What you need to know about the Bank of Ireland closures and how it affects you

Ireland’s largest agricultural lender, Bank of Ireland, has announced plans to close 103 branches across the island.

The move will see more than half its 28 branches in the North and a further 88 branches in the Republic close.

With around 40,000 agri-business customers on its books, AgriLand has sought out the answers to key questions farming customers will have at this time.

Questions and answers

Is my local Bank of Ireland branch due to close?

Customers can find the full list of branches which are set to close here.

When will this take effect, and will I see any changes as a customer?

In Northern Ireland, planning will now commence in respect of the branch closures, which are expected to take place from June until the end of the year.

Bank of Ireland will write to customers at least 12 weeks before their branch’s proposed closure date.

The letter will include details of how customers can continue to access banking services with Bank of Ireland, any alternative arrangements in place, plus other support – for example, training on using online services.

However, customers won’t see any changes to their account. Even those whose accounts are based at the affected branches will retain their existing account number, ATM card, chequebook, etc.

In the Republic of Ireland, the branches will close from September 2021.

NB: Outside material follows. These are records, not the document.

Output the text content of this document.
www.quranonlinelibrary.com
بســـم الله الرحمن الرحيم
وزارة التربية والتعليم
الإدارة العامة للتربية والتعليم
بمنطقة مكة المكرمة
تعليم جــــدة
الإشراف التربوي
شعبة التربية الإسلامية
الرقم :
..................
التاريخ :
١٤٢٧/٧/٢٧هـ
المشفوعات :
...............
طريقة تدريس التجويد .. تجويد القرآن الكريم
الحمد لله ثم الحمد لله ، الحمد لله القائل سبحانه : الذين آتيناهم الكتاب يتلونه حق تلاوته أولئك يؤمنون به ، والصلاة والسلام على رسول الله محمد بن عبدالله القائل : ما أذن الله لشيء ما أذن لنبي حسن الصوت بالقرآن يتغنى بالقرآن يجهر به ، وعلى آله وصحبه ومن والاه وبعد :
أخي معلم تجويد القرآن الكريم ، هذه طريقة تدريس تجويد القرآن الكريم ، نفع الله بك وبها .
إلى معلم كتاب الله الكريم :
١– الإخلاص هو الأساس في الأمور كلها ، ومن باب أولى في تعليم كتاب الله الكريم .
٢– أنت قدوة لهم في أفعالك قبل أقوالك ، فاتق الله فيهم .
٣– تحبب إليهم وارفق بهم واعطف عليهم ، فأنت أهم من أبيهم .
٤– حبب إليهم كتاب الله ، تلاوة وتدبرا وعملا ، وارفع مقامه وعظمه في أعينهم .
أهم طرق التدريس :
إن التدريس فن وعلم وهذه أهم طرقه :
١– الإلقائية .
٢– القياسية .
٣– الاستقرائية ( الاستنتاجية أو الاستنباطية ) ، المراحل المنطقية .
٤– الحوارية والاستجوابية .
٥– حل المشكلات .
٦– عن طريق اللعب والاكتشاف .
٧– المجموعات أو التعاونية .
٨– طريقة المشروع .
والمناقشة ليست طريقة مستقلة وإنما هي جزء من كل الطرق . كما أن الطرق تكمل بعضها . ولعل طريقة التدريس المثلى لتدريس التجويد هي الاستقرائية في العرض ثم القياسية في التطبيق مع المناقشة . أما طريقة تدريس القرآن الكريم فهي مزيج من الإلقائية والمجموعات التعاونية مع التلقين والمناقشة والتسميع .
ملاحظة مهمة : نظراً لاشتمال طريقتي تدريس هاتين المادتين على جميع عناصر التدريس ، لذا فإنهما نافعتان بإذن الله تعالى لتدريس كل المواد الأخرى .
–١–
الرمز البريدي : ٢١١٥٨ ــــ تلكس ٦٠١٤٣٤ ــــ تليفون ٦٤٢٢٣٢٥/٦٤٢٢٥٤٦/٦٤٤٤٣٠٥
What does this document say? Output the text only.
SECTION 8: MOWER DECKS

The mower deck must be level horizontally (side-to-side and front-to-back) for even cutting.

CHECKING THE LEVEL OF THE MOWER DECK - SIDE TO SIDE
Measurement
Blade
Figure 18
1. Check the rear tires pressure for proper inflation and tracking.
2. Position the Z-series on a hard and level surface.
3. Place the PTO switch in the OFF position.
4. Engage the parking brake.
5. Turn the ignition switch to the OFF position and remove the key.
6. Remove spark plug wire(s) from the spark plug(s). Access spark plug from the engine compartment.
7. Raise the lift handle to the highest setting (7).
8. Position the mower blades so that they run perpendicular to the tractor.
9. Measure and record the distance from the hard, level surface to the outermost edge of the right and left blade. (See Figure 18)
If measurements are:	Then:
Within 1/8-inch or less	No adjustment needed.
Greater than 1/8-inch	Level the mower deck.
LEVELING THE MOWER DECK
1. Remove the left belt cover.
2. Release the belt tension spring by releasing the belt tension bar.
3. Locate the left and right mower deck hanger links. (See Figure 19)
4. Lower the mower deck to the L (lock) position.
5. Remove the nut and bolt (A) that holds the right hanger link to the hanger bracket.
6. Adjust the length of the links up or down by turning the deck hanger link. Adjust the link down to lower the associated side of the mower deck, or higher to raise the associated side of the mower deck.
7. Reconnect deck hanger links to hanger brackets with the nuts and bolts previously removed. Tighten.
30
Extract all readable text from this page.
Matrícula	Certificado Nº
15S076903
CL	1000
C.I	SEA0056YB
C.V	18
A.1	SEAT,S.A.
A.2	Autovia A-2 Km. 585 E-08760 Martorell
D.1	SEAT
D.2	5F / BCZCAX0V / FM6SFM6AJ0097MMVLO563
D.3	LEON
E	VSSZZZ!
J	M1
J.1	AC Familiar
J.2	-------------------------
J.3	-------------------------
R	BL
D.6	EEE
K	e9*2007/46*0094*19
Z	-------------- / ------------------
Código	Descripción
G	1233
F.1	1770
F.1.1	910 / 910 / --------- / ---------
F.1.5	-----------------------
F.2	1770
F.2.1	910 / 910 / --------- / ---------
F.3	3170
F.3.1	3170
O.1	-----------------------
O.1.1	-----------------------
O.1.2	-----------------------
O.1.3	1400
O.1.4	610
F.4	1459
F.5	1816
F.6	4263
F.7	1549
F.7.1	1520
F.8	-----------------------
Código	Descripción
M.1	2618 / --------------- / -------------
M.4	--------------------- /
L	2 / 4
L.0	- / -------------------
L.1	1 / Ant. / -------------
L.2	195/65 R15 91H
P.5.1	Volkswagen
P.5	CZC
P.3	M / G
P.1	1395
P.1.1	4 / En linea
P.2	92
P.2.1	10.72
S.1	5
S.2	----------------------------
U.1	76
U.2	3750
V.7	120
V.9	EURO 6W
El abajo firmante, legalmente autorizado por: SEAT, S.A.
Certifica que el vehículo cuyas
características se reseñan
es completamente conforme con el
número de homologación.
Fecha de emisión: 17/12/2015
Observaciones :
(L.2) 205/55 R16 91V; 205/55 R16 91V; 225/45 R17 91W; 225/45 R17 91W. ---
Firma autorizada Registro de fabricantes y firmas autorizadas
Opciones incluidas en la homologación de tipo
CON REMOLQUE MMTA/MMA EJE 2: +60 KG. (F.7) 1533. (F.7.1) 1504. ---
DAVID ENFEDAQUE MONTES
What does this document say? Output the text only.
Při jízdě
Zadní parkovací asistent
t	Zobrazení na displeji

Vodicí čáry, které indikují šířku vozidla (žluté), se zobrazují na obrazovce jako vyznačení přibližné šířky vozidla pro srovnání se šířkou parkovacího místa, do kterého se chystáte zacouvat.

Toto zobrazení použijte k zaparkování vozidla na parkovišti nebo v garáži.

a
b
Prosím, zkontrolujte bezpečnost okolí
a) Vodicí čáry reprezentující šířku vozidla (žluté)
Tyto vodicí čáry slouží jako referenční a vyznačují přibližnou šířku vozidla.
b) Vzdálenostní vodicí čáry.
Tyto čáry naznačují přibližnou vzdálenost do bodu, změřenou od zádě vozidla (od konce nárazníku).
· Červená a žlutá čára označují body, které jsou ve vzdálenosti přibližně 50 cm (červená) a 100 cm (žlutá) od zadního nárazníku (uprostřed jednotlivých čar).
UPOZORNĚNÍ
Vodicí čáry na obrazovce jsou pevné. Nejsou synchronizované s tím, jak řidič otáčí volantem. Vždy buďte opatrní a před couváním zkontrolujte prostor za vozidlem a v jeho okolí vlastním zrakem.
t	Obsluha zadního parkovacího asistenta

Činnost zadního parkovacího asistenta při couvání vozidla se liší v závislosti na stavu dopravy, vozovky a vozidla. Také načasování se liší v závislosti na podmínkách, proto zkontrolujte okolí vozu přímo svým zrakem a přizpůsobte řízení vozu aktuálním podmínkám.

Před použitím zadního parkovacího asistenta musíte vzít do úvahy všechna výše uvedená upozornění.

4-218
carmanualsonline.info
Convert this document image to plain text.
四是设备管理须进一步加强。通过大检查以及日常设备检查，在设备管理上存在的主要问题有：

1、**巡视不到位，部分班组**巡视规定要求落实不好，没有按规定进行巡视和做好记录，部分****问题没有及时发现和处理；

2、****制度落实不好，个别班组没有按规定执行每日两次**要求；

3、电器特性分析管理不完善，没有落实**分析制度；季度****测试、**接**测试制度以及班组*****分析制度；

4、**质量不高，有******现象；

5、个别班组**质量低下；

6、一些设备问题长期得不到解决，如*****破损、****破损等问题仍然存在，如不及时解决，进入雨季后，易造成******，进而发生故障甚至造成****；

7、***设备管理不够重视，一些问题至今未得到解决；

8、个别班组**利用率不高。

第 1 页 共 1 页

A spokesperson added: “Importantly, we’re making this change in a way that protects local access to physical banking for those who want it through a new partnership with An Post.

“We will still have 169 branches across ROI. And we will retain 13 in NI.”

Will I need to do anything to change branch?

Customers in both jurisdictions won’t need to take any action as accounts will automatically transfer to the next closest branch.

In Northern Ireland, the bank will give customers at least 12 weeks notice of their branch’s closure, while in the Republic, all affected branches will close in September.

There is no immediate change to day-to-day banking or any accounts, loans, mortgages with Bank of Ireland.

Branches in both jurisdictions will continue as normal until the closures take effect.

My nearest branch is now quite far away; what other ways will I be able to lodge checks or make deposits?

The bank has pledged to work with customers and communities to minimise the impact of branch closures.

Customers will be able to lodge and withdraw cash, cheque and coin at An Post in the Republic and the Post Offices in Northern Ireland.

The average distance to a local post office from a closing branch is less than half a kilometre in ROI and less than a mile in NI.

“No location will be left without access to financial services or cash facilities,” a spokesperson for the Northern Ireland arm of the bank said.

A key priority will be to offer support to ensure customers are fully aware of the alternative arrangements available, including mobile and online banking, and to maintain continuity of customer service.

“This will include the option for personal and business customers to use the Post Office for cash lodgements and withdrawals and make balance enquiries.

“There will also be enhanced services available for business customers via the Post Office which provide the main counter banking requirements for most businesses including cheque encashment, bulk cash lodgements and obtaining pre-ordered coin at nominated Post Office outlets.”

A spokesperson for Bank of Ireland in the Republic added: “More than 95% of the transactions that take place at our closing locations will be able to be done at a local post office.”

I have a good relationship with my local agri-business manager – will this service be impacted?

A spokesperson said: “This service will not be impacted by these branch closures. Bank of Ireland is the largest lender (on a customer basis) to the agri sector, banking around 40,000 farming customers, as well as offering the largest share (52%) of all new lending to farmers in the Republic of Ireland.

Overall, the agriculture sector is seen as a key one in Bank of Ireland, and that will remain the case.

“We have a dedicated agri team who support over 1,000 farm visits a year along with a team of highly skilled agri lenders who understand the needs of our farming customers.”

What about if I need advice on a mortgage or about my personal banking?

Customers can complete the mortgage process to drawdown entirely online.

Mortgage advisors will remain available to take customer calls, and their contact details are available on the Bank of Ireland website.

Customers in the Republic can also call the bank on: 0818-365-365.

The bank also has ‘mobile advisors’ in the Republic that can meet customers at their home, business, or virtually to discuss their banking needs.

“This has become increasingly popular in recent years,” the spokesperson added.

How was the decision made on which branches will close?

Management said they had used a list of criteria to ensure continued access to cash services, particularly for vulnerable customers.

The criteria included the need for a broad geographic spread and at least one branch remaining in each county in NI, proximity (within a one-mile radius) of nearest branch or post office for customers of closing branches, reduced and reducing footfall and an increasingly digitised customer base.

How many job losses will result from the closures (in NI and ROI)? And how will these be decided?

Both divisions insisted compulsory redundancy would play no part in today’s announcement.

Approximately 120 staff are employed at the closing branches in NI and 320 in the Republic’s affected branches.

The bank will engage with staff in Northern Ireland to set out a range of options, including relocating to another branch, redeployment to a new role within the bank, or voluntary redundancy.

Staff in the Republic will be offered the same options as well as the option of transferring to the bank’s phone and online customer support service.